What would you eat today if you were to die tomorrow? A person sentenced to death will spend an average of 20 years locked up waiting for the date of his execution. Doing Time is a visual and physical representation of that waiting time, how life becomes a loop, and space and time disappears. But after years or even decades of being stripped of the possibility to choose, they are granted one last choice: food.
Death-sentenced prisoners in the U.S. typically spend more than a decade on death row prior to exoneration or execution. During the waiting time, they are generally isolated from other prisoners, excluded from prison educational and employment programs, and sharply restricted in terms of visitation and exercise, spending as many as 23 hours a day alone in their cells. This raises the question of whether death row prisoners are being subject to two distinct punishments: the death sentence itself and the years of living in solitary confinement, waiting for their time. The idea of a meal before execution is compassionate or perverse, depending on your perspective, but it contains an inherently curious paradox: marking the end of life with the stuff that sustains it seems at once laden with meaning and beside the point.
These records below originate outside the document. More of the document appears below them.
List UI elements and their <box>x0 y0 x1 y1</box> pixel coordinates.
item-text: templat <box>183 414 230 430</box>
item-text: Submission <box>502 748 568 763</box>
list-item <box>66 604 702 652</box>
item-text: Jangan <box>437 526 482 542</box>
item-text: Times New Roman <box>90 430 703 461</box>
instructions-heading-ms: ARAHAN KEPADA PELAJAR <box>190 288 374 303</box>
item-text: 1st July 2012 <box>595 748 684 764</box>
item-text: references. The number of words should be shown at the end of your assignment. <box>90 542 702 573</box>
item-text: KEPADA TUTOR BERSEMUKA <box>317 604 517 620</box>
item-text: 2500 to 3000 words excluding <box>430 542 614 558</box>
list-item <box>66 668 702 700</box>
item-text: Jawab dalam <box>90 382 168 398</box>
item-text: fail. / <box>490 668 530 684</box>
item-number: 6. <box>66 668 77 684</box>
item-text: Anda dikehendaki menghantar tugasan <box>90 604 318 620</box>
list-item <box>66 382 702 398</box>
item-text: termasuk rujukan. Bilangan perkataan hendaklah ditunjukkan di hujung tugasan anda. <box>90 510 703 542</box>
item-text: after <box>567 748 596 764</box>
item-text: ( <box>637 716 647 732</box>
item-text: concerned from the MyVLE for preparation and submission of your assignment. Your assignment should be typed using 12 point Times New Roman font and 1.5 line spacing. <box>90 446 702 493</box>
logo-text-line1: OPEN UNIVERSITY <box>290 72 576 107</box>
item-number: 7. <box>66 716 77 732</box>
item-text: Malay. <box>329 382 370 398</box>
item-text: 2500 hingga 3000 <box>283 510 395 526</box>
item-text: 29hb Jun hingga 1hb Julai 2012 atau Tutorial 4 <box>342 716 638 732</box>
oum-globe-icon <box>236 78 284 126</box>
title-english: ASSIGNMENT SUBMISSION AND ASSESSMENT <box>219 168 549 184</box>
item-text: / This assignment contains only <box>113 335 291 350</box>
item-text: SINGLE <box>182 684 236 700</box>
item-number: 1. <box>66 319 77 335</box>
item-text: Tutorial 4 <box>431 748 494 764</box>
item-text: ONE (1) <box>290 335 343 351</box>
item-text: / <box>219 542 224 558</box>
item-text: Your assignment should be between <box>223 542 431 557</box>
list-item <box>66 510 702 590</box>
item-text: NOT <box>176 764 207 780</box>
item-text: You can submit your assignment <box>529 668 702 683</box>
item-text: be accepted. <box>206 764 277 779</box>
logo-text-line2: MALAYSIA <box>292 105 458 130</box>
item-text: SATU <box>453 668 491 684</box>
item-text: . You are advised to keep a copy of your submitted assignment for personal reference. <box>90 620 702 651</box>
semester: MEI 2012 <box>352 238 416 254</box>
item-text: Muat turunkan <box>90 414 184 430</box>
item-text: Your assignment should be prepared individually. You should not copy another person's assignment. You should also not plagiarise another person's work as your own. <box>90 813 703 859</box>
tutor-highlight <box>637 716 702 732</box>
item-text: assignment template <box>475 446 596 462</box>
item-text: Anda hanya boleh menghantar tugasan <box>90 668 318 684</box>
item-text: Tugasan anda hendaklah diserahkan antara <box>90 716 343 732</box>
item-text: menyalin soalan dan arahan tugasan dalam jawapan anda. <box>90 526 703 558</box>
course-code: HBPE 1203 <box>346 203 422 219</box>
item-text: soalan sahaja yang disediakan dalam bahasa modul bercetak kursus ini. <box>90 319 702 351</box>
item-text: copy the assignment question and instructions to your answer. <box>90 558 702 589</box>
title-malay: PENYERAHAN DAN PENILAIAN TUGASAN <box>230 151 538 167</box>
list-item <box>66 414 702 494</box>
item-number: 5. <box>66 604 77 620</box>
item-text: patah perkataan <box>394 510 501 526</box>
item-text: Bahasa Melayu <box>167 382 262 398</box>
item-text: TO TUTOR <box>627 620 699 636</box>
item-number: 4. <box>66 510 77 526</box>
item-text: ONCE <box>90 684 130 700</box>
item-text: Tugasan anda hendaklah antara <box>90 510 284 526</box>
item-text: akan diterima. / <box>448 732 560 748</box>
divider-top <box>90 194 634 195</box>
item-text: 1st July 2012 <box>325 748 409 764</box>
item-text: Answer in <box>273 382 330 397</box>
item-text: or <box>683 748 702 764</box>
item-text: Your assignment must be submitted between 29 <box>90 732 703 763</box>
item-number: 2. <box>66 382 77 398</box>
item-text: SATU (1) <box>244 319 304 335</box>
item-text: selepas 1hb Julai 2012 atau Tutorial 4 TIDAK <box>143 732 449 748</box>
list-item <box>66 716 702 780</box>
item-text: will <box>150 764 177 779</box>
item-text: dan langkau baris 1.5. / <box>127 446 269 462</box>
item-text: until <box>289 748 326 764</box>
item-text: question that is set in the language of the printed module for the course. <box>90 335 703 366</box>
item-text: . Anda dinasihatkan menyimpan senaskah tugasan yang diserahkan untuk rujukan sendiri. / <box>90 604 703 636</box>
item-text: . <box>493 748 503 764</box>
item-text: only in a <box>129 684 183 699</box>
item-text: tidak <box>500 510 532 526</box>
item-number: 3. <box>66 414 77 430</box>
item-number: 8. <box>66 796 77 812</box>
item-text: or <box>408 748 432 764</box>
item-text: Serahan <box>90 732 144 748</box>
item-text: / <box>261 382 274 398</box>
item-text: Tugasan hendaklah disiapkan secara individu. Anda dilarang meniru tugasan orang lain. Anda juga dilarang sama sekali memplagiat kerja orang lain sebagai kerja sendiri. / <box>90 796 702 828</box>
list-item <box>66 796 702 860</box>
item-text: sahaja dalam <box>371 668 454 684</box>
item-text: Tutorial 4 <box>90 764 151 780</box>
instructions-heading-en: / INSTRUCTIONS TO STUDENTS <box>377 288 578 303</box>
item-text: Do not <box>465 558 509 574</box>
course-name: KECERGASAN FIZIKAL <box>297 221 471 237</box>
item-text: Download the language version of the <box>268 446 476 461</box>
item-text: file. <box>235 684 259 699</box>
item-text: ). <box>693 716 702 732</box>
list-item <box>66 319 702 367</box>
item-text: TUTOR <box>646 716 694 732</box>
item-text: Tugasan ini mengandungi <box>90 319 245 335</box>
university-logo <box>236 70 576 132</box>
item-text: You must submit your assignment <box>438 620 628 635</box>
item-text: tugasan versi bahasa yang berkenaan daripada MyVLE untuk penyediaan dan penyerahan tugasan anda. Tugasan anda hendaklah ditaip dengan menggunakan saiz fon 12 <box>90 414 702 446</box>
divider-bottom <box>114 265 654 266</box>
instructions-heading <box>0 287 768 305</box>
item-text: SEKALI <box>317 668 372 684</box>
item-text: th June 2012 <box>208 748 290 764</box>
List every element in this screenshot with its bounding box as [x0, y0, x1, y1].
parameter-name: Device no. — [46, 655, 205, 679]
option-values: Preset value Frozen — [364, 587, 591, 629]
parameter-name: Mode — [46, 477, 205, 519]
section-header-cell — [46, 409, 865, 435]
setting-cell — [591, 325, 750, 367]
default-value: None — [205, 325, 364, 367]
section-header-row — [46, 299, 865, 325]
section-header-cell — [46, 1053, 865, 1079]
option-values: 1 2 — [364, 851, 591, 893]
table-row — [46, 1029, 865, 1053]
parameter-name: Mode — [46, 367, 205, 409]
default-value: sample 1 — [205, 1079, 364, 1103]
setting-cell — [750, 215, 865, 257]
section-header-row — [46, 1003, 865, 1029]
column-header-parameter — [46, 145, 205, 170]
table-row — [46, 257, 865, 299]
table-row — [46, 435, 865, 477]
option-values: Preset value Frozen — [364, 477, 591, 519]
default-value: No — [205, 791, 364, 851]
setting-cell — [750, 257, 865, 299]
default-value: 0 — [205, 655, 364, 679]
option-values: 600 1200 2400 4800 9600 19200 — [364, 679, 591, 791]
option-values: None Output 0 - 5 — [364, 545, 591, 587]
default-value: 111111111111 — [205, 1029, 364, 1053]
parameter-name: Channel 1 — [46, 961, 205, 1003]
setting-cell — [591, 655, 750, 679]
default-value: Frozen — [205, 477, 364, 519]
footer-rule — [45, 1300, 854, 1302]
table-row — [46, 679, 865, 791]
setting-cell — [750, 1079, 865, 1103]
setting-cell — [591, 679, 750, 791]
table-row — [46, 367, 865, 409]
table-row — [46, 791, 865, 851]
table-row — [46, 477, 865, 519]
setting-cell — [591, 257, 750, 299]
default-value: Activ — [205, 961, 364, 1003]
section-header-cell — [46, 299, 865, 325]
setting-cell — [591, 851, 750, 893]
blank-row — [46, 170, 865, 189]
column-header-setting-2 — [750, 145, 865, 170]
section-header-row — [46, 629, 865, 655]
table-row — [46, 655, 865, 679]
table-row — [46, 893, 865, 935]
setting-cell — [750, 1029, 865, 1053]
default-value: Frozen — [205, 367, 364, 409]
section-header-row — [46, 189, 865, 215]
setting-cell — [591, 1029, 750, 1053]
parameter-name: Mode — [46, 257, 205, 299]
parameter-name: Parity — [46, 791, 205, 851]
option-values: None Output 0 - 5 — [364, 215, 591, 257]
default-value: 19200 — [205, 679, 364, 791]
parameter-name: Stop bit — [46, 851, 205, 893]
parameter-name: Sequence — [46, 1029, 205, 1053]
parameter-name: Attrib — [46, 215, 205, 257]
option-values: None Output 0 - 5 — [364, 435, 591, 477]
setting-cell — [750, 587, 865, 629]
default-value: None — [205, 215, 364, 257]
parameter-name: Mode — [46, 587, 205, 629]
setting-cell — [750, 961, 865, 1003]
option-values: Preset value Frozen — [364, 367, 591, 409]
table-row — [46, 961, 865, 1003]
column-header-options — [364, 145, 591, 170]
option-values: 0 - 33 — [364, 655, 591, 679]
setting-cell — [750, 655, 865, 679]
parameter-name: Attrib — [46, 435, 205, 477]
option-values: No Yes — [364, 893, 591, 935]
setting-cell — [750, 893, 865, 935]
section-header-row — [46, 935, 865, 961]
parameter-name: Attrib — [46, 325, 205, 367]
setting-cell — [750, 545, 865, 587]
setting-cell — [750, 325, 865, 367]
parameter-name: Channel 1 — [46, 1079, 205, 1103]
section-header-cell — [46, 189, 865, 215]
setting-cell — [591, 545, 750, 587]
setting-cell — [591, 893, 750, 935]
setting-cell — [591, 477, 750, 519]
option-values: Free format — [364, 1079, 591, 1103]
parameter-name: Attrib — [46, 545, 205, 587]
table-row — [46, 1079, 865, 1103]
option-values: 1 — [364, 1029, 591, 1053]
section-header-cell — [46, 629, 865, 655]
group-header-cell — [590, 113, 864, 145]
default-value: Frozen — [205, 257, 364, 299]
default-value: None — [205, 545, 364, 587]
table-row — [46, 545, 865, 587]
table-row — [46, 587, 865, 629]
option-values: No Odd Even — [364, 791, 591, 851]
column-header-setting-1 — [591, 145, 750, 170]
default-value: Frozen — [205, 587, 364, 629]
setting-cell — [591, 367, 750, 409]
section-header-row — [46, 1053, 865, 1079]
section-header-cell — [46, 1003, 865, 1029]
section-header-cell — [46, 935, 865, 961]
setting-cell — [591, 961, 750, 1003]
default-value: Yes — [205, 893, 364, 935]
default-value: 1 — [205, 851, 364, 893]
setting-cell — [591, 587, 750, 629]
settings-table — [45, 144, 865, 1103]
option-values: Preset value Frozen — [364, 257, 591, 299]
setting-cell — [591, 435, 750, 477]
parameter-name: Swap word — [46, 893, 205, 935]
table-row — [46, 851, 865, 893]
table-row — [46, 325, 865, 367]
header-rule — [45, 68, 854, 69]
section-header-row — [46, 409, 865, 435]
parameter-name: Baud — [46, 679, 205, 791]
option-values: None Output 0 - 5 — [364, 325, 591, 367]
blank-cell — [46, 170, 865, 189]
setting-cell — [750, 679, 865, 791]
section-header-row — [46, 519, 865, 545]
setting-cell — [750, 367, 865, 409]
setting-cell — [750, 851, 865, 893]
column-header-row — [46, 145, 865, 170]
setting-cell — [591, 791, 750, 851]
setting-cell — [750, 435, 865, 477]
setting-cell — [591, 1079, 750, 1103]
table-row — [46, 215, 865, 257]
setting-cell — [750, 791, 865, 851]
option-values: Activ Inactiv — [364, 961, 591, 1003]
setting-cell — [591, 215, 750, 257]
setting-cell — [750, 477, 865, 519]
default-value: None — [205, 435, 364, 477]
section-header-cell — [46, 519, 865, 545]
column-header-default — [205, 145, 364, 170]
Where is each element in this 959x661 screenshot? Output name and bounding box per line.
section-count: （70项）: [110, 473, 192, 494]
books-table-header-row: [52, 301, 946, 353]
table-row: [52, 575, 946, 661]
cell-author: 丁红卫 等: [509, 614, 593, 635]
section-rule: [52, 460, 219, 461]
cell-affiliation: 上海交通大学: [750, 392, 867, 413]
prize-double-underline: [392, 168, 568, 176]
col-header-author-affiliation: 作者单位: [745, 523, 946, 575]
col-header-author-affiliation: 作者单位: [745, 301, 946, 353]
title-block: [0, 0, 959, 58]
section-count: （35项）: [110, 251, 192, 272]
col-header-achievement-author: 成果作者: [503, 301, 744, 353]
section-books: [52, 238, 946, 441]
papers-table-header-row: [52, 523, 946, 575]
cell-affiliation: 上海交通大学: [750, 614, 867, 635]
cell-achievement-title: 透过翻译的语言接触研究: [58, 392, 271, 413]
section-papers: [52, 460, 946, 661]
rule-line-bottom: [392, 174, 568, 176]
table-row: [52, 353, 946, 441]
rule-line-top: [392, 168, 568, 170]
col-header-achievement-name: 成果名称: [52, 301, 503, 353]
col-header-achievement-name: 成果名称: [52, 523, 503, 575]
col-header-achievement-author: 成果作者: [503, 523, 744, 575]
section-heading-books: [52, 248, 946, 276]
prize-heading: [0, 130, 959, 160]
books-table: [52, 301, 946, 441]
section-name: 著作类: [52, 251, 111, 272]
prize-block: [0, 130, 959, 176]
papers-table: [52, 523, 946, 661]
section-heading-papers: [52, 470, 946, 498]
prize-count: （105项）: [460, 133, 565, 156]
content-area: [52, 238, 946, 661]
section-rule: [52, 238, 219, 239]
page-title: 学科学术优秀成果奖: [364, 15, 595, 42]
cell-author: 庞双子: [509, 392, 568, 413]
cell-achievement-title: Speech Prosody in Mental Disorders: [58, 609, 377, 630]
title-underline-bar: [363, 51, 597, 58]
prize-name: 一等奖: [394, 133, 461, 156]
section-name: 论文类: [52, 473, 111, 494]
This project was conceived as a book object. The aim was to create a narrative and related design in order to generate an experience. It's not a book because we want, it's a book because it needs to be. We wanted to portray that feeling of loop and tiredness, a never-ending day; so we generated an image loop. For that, we went to the former La Model penitentiary centre in Barcelona to take some photos. This now-closed space contrast with capital punishment that nowadays still takes place in developed countries like the United States. We decided to take decontextualised and detail photographs and generate this loop during more than 200 pages, finishing with a repetition of about 30 pages of the same image of the ceiling. The book culminates with a series of artsy representations of real last meals by Celia A. Shapiro. We wanted to kind of honour some executed inmates and produce a clash between the repetition and boringness of the previous photographies and the poppy feel of the food.